What SEO metrics pass the most weight? Search Engine Optimization (SEO) is all about balance within a virtual ecosystem of variables. If one recedes, the infrastructure which supports a competitive keyword could crumble creating vacillations in the SERPs (search engine result pages).
Here are some of the metrics we pay attentions to and why.
- The total number of pages in a website
- The aggregate amount of pages targeting specific keywords
- The ratio of internal links a page has from other (themed and related) pages within the site
- How many external inbound links a page has from other (authoritative or themed) websites
- Site age specifically how old the site is and how long has it been online?
- How many visitors the site receives from referrals
- The type of referrals (authentic or automated)
- The relevancy and relationship of the content (coherence)
- How frequently the site is updated (new content)
- How frequently pages are revised and / or updated
Total number of pages: When it comes to relevance and rankings, size matters. The more relative content you have related to a theme, the more opportunity for you to cross-link those pages to support a common goal. The amount of pages you need to stave your competitors depends on the keywords you are targeting and the aggregate average volume of pages required to off-set their degree of traction, authority and relevance score.
Aggregate number of pages targeting a keyword: Using the Google search operator site:website.com keyword command, you can quickly assess the number of pages a competitor has for any keyword or key phrase combination by using shingle analysis. This will allow you to ascertain a ballpark volume of pages you will need to topple others below the top 10 threshold. We typically look at the metrics from the top 3 websites holding down the top 5 results or the first 3 commercial (non educational) sites to gain perspective on this threshold.
The ratio of internal links: For every page with a keyword occurrence, there is a page that could gain a link from it within your website. If you understand the value of co-occurrence, then you can use internal linking to build links to your preferred landing pages (which means you can rank with less dependency on external inbound links from other sites).
The amount of external links to each page: We refer to this as the deep link ratio and it is always a good idea to have at least 10 inbound links to individual pages. This ensures that each preferred landing page has enough off page ranking factor to toggle search engine inherent algorithms which look for this metric as a basis of a pages integrity. The more quality, themed or authoritative links a page has, the more clout and SERP relevance it can garner. In other words, rank higher with less dependency from on page factors.
Site Age: We often refer to this as the grandfather effect, the older a website is, the more likely it is to acquire trust from search engines. If you sweep the majority of sites holding down top ranking positions, look at the average age of the site as an indicator of authority. It is not always the case, but, typically, the older a site is the better for SEO (and the more resilient it is).
Number of visits: Popular sites have higher crawl frequency, which means, the more opportunity you have to rank new pages or reinforce preferred pages with additional content based on a keyword cluster or market segment.
Content Relevance: Having a coherent outline supported by logical site architecture is one way to score extra points with search engines. The more themed the content is, the easier it is for your site to encroach on a niche, segment or market through the global term weights represented by each page in the site shoring up the theme of the site, subfolder or sub domain.
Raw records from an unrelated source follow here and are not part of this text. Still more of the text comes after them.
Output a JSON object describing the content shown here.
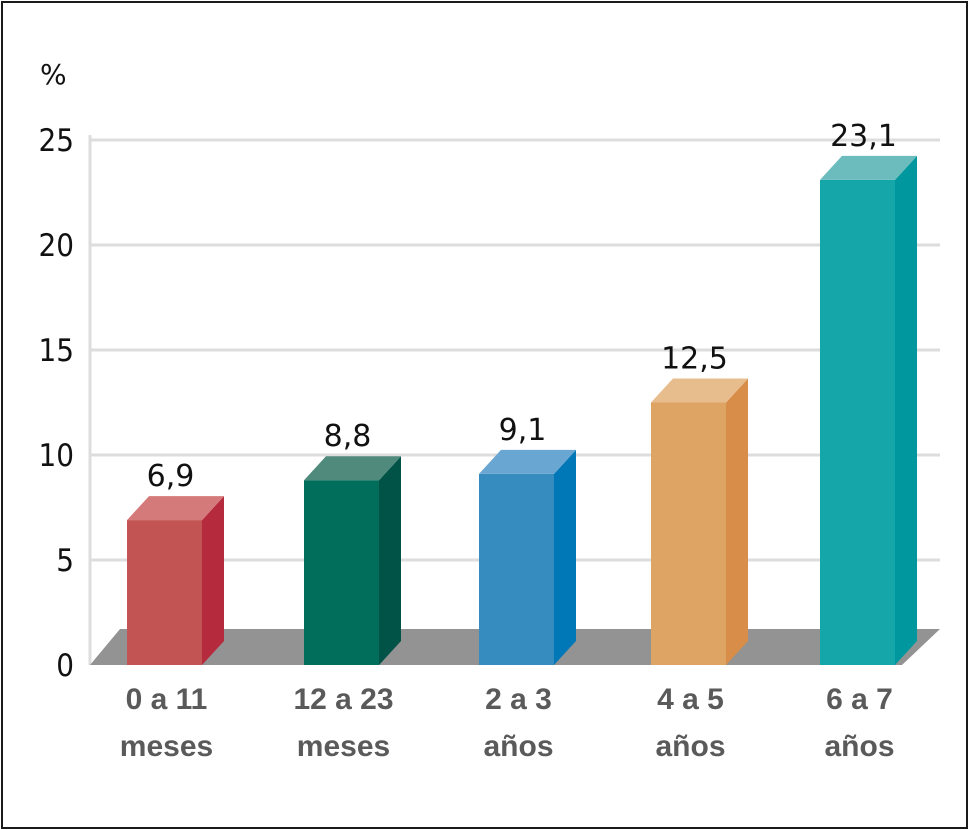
{
  "chart_data": {
    "type": "bar",
    "y_unit": "%",
    "categories": [
      [
        "0 a 11",
        "meses"
      ],
      [
        "12 a 23",
        "meses"
      ],
      [
        "2 a 3",
        "años"
      ],
      [
        "4 a 5",
        "años"
      ],
      [
        "6 a 7",
        "años"
      ]
    ],
    "values": [
      6.9,
      8.8,
      9.1,
      12.5,
      23.1
    ],
    "value_labels": [
      "6,9",
      "8,8",
      "9,1",
      "12,5",
      "23,1"
    ],
    "yticks": [
      0,
      5,
      10,
      15,
      20,
      25
    ],
    "ylim": [
      0,
      25
    ],
    "grid": true,
    "colors": [
      {
        "front": "#c25454",
        "side": "#b52a3c",
        "top": "#d57a7a"
      },
      {
        "front": "#006e5a",
        "side": "#005346",
        "top": "#4f8a7c"
      },
      {
        "front": "#368cbe",
        "side": "#0077b6",
        "top": "#6aa6d2"
      },
      {
        "front": "#dea464",
        "side": "#d88d48",
        "top": "#e8bd8e"
      },
      {
        "front": "#15a6a9",
        "side": "#00979e",
        "top": "#6cbcbe"
      }
    ],
    "floor_color": "#939393"
  }
}
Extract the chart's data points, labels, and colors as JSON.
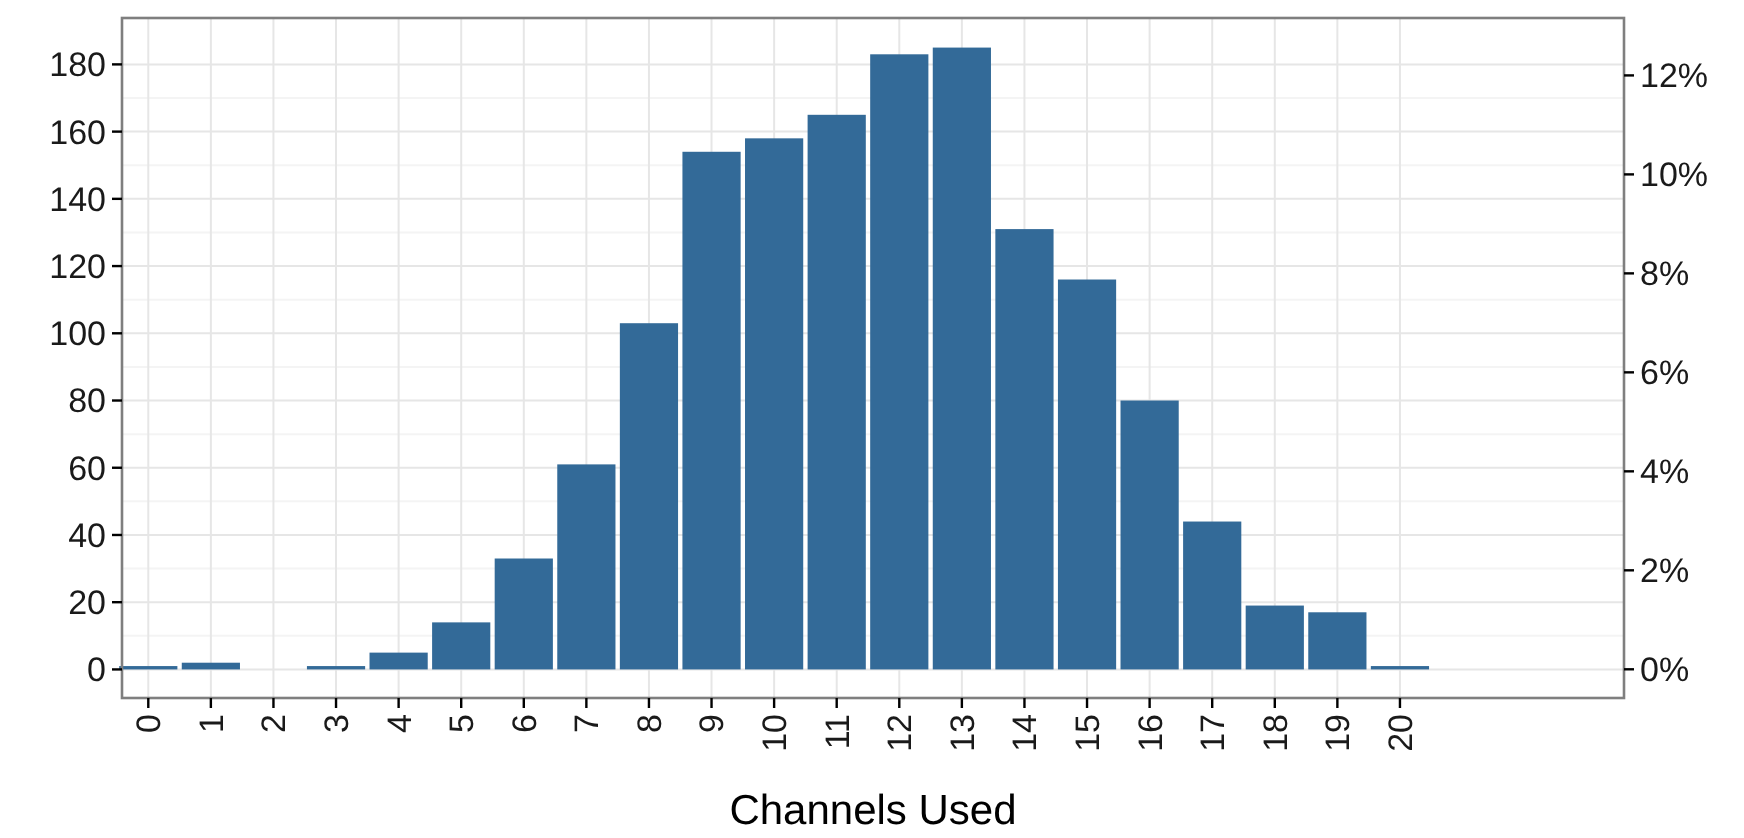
{
  "chart_data": {
    "type": "bar",
    "xlabel": "Channels Used",
    "x": [
      0,
      1,
      2,
      3,
      4,
      5,
      6,
      7,
      8,
      9,
      10,
      11,
      12,
      13,
      14,
      15,
      16,
      17,
      18,
      19,
      20
    ],
    "values": [
      1,
      2,
      0,
      1,
      5,
      14,
      33,
      61,
      103,
      154,
      158,
      165,
      183,
      185,
      131,
      116,
      80,
      44,
      19,
      17,
      1
    ],
    "color": "#336a98",
    "xlim": [
      -0.42,
      23.58
    ],
    "xticks": [
      0,
      1,
      2,
      3,
      4,
      5,
      6,
      7,
      8,
      9,
      10,
      11,
      12,
      13,
      14,
      15,
      16,
      17,
      18,
      19,
      20
    ],
    "ylim": [
      -8.5,
      193.8
    ],
    "yticks": [
      0,
      20,
      40,
      60,
      80,
      100,
      120,
      140,
      160,
      180
    ],
    "y2lim": [
      -0.58,
      13.16
    ],
    "y2ticks": [
      {
        "value": 0,
        "label": "0%"
      },
      {
        "value": 2,
        "label": "2%"
      },
      {
        "value": 4,
        "label": "4%"
      },
      {
        "value": 6,
        "label": "6%"
      },
      {
        "value": 8,
        "label": "8%"
      },
      {
        "value": 10,
        "label": "10%"
      },
      {
        "value": 12,
        "label": "12%"
      }
    ],
    "grid": true
  }
}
Post Frequency: Although this is not a constant, we are strong believers in consistency when it comes to post frequency to expedite authority for a domain. There are numerous metrics in play to develop an authority site (which is the basis of SEO), however, time and lots of themed pages are the spine to this strategy. Adding a new page a day will keep you in the game, however, 3-5 pages per day or more will allow you to use those pages in tandem to collectively target asynchronous keywords simultaneously.
Revisions to legacy content: revisions to legacy pages are one of the most overlooked aspects of fine-tuning rankings for search engine optimization. The initial time a page is indexed it makes an impression; however, you can add layers to it over time and the ghost content (which may not even exist on the page) can still appear due to the search engines repository which keeps cached versions of the data from that page in the cloud data used to tabulate that search.
In other words, optimizing legacy content in tandem with unified new content, internal and external links equals pure dynamic ranking potential if wielded with intent.
A new generation of SEO metrics, that’s how. Gauging your success on your positions in the search engine results pages is so last century.
New SEO paradigms, such as the “long tail” and personalized search, call for new key performance indicators (KPIs).
@Vista bay,
I always thought spamming blog comments with Adsense (keyword spam) sites, was so last century?
Who knew…
In your expert opinion, which metrics are “new generation”, since SERPs alone were not the focus, I am curious to hear your perspective?
I am having confusion on some metrices, if google also consider the traffic as a ranking factors then the sites which come top then it will be always top as the top sites get more hits then no ranking sites.
Again if google rank a sign according to the update frequency then in every niche blog should be come first.